Associations between circulating proteins and risk of breast cancer by intrinsic subtypes: a Mendelian randomisation analysis

Abstract

Background

The aetiologic role of circulating proteins in the development of breast cancer subtypes is not clear. We aimed to examine the potential causal effects of circulating proteins on the risk of breast cancer by intrinsic-like subtypes within the Mendelian randomisation (MR) framework.

Methods

MR was performed using summary statistics from two sources: the INTERVAL protein quantitative trait loci (pQTL) Study (1890 circulating proteins and 3301 healthy individuals) and the Breast Cancer Association Consortium (BCAC; 106,278 invasive cases and 91,477 controls). The inverse-variance (IVW)-weighted method was used as the main analysis to evaluate the associations between genetically predicted proteins and the risk of five different intrinsic-like breast cancer subtypes and the weighted median MR method, the Egger regression, the MR-PRESSO, and the MRLocus method were performed as secondary analysis.

Results

We identified 98 unique proteins significantly associated with the risk of one or more subtypes (Benjamini–Hochberg false discovery rate < 0.05).
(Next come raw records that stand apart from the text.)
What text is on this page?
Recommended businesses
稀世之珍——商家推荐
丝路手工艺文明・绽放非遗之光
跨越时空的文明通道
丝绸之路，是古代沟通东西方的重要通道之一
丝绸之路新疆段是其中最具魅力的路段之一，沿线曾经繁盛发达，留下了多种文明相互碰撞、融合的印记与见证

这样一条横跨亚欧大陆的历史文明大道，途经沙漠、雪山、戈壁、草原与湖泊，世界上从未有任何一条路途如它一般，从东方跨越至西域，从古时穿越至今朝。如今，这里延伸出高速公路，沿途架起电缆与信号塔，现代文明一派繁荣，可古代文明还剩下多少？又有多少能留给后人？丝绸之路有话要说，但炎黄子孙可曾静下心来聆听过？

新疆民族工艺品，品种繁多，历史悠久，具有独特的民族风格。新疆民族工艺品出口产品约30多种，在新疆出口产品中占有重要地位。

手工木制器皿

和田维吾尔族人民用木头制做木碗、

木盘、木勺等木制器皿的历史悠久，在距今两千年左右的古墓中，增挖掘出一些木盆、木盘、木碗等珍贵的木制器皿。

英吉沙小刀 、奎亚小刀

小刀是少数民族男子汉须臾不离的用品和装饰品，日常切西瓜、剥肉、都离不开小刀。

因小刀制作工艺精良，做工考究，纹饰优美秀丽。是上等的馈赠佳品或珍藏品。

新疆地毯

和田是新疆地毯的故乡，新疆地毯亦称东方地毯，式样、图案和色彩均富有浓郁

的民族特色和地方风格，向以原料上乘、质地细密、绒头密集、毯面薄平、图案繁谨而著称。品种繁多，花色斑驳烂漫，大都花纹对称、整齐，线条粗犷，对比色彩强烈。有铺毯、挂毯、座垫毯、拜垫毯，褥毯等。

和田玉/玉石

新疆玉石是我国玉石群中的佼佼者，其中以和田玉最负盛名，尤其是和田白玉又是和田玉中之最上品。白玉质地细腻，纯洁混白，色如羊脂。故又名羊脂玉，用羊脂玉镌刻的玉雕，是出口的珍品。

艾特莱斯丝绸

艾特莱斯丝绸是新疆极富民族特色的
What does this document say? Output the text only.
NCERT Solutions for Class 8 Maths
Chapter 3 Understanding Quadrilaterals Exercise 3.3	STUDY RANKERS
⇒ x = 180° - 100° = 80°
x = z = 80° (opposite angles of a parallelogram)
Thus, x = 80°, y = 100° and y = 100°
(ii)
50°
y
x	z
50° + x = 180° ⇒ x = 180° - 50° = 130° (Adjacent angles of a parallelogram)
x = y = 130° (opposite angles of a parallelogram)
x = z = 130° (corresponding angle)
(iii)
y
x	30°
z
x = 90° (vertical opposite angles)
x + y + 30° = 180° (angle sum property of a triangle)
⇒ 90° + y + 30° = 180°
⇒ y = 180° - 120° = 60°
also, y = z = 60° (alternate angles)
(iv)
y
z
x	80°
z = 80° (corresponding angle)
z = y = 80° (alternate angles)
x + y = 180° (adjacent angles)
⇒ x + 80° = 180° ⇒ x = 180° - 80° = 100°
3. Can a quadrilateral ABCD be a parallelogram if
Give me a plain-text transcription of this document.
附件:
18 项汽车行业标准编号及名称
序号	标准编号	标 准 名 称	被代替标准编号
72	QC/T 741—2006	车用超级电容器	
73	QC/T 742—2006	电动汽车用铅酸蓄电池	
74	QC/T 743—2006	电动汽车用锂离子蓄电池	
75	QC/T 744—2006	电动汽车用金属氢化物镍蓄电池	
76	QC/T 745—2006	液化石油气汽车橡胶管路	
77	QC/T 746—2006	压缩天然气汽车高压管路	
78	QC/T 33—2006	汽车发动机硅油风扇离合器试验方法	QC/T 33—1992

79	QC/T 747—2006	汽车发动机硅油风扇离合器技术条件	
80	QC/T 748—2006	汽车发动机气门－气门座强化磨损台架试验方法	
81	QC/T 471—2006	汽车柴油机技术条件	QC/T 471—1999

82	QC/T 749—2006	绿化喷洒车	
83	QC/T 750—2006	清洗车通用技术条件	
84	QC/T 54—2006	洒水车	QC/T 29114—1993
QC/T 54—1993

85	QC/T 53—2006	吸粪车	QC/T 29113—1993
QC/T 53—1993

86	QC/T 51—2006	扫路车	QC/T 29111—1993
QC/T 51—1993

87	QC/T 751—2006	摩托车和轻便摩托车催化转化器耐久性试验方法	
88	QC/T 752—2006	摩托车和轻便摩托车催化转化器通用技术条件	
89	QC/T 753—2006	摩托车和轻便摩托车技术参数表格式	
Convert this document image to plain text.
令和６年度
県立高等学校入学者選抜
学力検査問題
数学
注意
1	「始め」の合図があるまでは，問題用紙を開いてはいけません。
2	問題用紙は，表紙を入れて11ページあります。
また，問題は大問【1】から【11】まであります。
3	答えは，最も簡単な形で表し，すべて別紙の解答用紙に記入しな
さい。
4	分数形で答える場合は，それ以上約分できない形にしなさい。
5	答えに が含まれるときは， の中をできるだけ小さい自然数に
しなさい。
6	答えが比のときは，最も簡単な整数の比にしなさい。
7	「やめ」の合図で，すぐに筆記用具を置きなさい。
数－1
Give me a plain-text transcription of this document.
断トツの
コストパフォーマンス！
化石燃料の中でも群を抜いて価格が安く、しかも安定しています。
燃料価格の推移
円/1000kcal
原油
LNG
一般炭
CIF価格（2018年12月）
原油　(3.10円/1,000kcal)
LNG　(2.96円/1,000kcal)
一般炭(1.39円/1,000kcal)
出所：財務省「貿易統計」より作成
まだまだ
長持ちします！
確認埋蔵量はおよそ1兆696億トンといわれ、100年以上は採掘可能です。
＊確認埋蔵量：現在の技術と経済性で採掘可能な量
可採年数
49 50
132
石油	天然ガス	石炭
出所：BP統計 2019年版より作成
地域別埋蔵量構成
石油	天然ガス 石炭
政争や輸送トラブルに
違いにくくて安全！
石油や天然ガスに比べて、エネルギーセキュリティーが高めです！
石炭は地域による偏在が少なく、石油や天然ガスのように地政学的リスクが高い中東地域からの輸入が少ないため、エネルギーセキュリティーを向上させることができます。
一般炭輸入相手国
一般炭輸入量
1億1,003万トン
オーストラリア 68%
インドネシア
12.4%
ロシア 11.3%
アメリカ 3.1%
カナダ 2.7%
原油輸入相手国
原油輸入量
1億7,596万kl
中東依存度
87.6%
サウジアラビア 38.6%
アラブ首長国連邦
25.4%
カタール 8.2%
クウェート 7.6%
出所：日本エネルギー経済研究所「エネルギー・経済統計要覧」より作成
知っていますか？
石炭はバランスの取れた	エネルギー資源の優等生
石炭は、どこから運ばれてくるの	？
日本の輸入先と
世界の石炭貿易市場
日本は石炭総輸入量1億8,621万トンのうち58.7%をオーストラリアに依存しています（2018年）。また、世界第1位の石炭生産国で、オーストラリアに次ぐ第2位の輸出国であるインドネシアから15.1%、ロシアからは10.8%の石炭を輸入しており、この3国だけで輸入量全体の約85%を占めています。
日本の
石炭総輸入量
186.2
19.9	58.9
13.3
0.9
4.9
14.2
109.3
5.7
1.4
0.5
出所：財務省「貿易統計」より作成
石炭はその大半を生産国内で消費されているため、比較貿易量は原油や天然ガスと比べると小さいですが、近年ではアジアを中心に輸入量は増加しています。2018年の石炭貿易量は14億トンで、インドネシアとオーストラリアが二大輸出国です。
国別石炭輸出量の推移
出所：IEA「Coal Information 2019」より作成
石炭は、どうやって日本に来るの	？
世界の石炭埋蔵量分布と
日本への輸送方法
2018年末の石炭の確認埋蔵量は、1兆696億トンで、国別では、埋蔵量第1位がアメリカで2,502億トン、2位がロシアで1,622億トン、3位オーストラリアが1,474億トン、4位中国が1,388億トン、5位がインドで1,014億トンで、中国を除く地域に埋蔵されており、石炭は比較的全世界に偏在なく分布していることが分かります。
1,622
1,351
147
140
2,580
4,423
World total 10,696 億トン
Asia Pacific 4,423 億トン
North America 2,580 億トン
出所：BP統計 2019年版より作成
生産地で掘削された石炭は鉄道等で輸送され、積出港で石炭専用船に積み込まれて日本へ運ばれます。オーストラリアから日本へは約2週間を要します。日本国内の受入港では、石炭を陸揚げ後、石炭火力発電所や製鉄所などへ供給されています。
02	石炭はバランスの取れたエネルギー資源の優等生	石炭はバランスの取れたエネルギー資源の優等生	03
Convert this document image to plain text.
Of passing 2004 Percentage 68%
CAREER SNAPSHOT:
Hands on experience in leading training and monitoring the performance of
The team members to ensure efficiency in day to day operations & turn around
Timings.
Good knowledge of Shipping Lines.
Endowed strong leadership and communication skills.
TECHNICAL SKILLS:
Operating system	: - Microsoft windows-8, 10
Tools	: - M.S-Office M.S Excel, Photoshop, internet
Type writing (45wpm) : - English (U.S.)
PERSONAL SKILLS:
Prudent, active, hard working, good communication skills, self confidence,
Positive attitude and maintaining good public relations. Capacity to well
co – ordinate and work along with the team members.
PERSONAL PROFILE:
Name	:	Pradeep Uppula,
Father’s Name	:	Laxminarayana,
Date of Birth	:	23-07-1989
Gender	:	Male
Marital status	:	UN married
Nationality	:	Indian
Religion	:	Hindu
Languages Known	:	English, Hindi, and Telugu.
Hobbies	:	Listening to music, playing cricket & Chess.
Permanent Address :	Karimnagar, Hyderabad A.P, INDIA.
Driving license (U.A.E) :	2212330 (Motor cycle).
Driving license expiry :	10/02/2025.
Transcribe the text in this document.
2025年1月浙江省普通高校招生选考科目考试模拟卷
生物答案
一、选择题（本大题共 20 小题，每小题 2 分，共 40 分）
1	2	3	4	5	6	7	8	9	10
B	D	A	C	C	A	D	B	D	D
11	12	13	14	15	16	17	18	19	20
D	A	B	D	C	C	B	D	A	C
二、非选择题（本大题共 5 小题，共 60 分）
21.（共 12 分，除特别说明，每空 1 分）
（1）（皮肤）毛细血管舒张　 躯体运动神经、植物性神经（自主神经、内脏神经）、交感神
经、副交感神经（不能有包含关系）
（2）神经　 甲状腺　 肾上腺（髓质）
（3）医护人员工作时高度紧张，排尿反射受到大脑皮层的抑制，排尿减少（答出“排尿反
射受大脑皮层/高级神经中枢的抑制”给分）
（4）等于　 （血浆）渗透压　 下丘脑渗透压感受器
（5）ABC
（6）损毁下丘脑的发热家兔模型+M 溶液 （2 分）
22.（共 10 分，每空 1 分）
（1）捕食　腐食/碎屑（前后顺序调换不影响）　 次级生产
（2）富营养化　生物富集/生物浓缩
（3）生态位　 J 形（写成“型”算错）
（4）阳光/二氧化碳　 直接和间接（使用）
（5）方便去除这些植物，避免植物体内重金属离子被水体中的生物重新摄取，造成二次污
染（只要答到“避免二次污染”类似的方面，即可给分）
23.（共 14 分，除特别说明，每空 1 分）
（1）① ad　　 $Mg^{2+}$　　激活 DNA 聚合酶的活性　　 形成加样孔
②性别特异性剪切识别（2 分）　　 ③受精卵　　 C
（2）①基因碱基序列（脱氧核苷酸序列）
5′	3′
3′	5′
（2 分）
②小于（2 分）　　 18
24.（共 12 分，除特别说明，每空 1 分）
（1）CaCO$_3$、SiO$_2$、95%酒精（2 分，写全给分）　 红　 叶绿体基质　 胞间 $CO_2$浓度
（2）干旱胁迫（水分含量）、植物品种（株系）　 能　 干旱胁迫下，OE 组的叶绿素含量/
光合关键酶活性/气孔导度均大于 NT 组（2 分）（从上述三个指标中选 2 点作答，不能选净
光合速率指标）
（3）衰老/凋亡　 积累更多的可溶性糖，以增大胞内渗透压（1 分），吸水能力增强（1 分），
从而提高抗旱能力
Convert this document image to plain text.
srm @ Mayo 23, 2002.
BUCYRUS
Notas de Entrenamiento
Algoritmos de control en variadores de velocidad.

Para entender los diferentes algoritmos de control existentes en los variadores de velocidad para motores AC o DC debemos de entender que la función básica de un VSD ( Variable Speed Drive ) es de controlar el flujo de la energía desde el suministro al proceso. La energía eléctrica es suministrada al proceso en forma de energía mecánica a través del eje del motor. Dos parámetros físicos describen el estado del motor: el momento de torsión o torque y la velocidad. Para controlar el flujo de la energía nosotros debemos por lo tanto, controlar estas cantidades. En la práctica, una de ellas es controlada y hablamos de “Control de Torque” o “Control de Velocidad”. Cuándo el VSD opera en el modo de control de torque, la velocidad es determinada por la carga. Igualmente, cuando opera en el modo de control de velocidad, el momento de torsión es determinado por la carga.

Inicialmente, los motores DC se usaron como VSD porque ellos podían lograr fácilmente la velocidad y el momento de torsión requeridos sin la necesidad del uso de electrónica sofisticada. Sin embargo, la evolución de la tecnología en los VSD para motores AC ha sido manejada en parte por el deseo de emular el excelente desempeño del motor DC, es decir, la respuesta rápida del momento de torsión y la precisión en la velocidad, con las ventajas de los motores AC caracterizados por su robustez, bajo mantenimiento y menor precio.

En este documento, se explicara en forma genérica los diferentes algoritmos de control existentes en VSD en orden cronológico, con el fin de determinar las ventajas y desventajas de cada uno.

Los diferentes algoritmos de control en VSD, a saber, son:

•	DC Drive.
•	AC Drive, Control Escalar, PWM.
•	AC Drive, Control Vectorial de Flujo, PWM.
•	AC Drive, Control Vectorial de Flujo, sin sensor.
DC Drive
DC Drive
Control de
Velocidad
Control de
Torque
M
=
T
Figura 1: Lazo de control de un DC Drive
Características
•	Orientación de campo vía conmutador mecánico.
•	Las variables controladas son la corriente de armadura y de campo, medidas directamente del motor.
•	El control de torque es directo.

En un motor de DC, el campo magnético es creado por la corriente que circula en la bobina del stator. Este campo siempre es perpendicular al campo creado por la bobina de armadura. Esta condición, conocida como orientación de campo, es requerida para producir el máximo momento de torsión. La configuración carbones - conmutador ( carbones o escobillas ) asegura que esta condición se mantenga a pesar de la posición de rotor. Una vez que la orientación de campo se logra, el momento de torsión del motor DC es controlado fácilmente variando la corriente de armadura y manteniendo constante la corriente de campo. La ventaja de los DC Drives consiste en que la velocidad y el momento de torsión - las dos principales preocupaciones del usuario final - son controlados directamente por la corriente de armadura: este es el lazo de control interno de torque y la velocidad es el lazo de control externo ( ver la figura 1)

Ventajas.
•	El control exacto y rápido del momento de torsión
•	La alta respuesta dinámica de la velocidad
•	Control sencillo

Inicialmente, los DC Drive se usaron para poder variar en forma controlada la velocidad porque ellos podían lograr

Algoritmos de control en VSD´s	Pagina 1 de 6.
Among them, 51 were potentially specific to luminal A-like subtype, 14 to luminal B/Her2-negative-like, 11 to triple negative, 3 to luminal B-like, and 2 to Her2-enriched-like breast cancer (ntotal = 81). Associations for three proteins (ICAM1, PLA2R1 and TXNDC12) showed evident heterogeneity across the subtypes. For example, higher levels of genetically predicted ICAM1 (per unit of increase) were associated with an increased risk of luminal B/HER2-negative-like cancer (OR = 1.06, 95% CI = 1.03–1.08, BH-FDR = 2.43 × 10−4) while inversely associated with triple-negative breast cancer with borderline significance (OR = 0.97, 95% CI = 0.95–0.99, BH-FDR = 0.065, Pheterogeneity < 0.005).

Conclusions

Our study found potential causal associations with the risk of subtypes of breast cancer for 98 proteins. Associations of ICAM1, PLA2R1 and TXNDC12 varied substantially across the subtypes. The identified proteins may partly explain the heterogeneity in the aetiology of distinct subtypes of breast cancer and facilitate the personalised risk assessment of the malignancy.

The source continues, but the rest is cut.